In November 2005, U.S. marines in Iraq were involved in the killing of 24 civilians—including women and children. Shortly after the story became public, the ACLU filed a Freedom of Information Act (FOIA) request for all documents related to the incident and other civilian casualties of the wars in Iraq and Afghanistan. Although we received thousands of documents in response, the government did not give us a single document relating specifically to the killings at Haditha.

Apparently, it threw them away instead.

Last week, The New York Times reported that it had found hundreds of pages of records relating to the horrific incident in Haditha . . . in a junkyard, being burned as kindling to cook a dinner.

The U.S. government could have turned these documents over and, in the process, helped Americans obtain the information they need in order to critically reflect on our conduct in Iraq and other theaters of war. Instead it chose to trash transparency, and as a result, strangle any chance of proper accountability.
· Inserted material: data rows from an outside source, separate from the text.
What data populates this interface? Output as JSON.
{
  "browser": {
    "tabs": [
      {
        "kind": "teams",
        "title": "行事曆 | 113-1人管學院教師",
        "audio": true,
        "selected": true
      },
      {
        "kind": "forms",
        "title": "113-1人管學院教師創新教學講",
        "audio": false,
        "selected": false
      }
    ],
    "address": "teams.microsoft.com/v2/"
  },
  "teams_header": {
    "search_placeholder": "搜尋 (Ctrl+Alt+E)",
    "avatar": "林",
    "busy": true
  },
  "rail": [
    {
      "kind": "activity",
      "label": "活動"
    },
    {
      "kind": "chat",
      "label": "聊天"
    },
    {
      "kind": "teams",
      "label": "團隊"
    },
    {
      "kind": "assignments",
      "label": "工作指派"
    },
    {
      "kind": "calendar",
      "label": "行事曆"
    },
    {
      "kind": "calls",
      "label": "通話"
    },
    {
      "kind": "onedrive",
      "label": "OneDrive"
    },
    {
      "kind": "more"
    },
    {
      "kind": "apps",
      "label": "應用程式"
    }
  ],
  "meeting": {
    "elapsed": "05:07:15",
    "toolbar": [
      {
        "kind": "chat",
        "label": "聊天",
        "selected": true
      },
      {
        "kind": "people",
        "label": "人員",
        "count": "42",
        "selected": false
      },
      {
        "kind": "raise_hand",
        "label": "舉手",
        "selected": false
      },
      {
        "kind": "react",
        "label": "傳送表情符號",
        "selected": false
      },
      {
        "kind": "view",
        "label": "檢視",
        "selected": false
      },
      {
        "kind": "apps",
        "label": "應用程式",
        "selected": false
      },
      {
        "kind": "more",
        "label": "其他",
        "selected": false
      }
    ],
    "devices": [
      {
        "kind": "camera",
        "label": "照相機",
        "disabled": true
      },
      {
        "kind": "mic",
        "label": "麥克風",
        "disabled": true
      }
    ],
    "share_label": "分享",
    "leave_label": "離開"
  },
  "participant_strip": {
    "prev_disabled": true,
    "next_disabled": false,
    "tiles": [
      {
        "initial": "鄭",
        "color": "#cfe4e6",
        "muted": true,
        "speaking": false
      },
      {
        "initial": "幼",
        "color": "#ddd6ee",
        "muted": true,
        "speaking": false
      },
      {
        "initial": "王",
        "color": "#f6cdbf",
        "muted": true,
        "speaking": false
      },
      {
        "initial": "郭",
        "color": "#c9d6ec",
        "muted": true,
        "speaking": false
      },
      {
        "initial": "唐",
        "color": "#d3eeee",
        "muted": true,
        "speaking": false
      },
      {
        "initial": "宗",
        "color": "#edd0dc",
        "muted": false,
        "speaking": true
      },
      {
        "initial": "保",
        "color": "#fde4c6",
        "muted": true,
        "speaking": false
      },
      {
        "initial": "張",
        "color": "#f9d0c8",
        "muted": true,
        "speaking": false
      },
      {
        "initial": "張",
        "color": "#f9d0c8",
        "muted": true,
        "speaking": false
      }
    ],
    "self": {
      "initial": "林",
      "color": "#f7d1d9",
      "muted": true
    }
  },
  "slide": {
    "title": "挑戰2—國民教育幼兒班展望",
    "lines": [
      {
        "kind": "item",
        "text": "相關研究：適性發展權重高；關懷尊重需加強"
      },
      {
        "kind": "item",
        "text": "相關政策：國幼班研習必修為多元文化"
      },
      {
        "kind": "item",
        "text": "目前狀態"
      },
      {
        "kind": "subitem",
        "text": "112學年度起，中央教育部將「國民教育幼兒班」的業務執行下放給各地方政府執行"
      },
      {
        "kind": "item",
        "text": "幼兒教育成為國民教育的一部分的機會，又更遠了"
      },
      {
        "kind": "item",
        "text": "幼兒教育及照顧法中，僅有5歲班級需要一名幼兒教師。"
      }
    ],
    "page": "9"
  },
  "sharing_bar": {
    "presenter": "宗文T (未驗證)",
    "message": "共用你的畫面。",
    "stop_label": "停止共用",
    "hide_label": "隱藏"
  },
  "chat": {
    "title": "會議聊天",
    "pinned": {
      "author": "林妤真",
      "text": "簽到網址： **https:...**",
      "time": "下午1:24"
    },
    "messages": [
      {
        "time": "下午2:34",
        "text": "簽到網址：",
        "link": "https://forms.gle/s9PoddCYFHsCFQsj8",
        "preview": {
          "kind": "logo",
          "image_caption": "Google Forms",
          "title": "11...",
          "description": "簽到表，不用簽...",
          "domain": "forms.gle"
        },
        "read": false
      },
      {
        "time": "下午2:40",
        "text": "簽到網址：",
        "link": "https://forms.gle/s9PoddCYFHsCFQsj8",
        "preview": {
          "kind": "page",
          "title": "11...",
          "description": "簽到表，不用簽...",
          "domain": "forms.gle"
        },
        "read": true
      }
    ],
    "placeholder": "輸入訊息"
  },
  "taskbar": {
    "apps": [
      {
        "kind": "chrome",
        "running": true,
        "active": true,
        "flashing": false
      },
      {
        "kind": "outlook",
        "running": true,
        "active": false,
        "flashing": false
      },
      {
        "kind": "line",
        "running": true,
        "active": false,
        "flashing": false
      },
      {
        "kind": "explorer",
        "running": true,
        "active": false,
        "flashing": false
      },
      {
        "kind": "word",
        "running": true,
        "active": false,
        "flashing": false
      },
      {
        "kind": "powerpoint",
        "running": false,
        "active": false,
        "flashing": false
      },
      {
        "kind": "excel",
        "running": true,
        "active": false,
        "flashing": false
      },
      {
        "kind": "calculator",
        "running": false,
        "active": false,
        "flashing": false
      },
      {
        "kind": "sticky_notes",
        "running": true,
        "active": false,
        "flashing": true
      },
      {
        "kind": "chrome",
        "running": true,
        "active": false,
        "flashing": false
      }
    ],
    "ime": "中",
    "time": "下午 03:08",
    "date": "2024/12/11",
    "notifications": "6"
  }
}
The documents discovered by The New York Times reflect a disillusioned and tragically misdirected mission that resulted in death and suffering in Iraq and among the Marines themselves. Ironically, the military’s attempt to fog the wars in Iraq and Afghanistan has worked doubly against the interests of the American people. First, the American public was denied access to records reflecting its government’s conduct for years. Second, its servicepersons were forced to operate in an environment where the death of innocent civilians was considered a “cost of doing business,” resulting in severe damage to the servicepersons themselves.

These documents should have been made public. Throwing away documents relating to atrocities in Iraq will not make those atrocities go away. Instead, it only breeds distrust in our government and deprives us of the information we need as citizens to hold our leaders accountable and to make informed choices about our policies.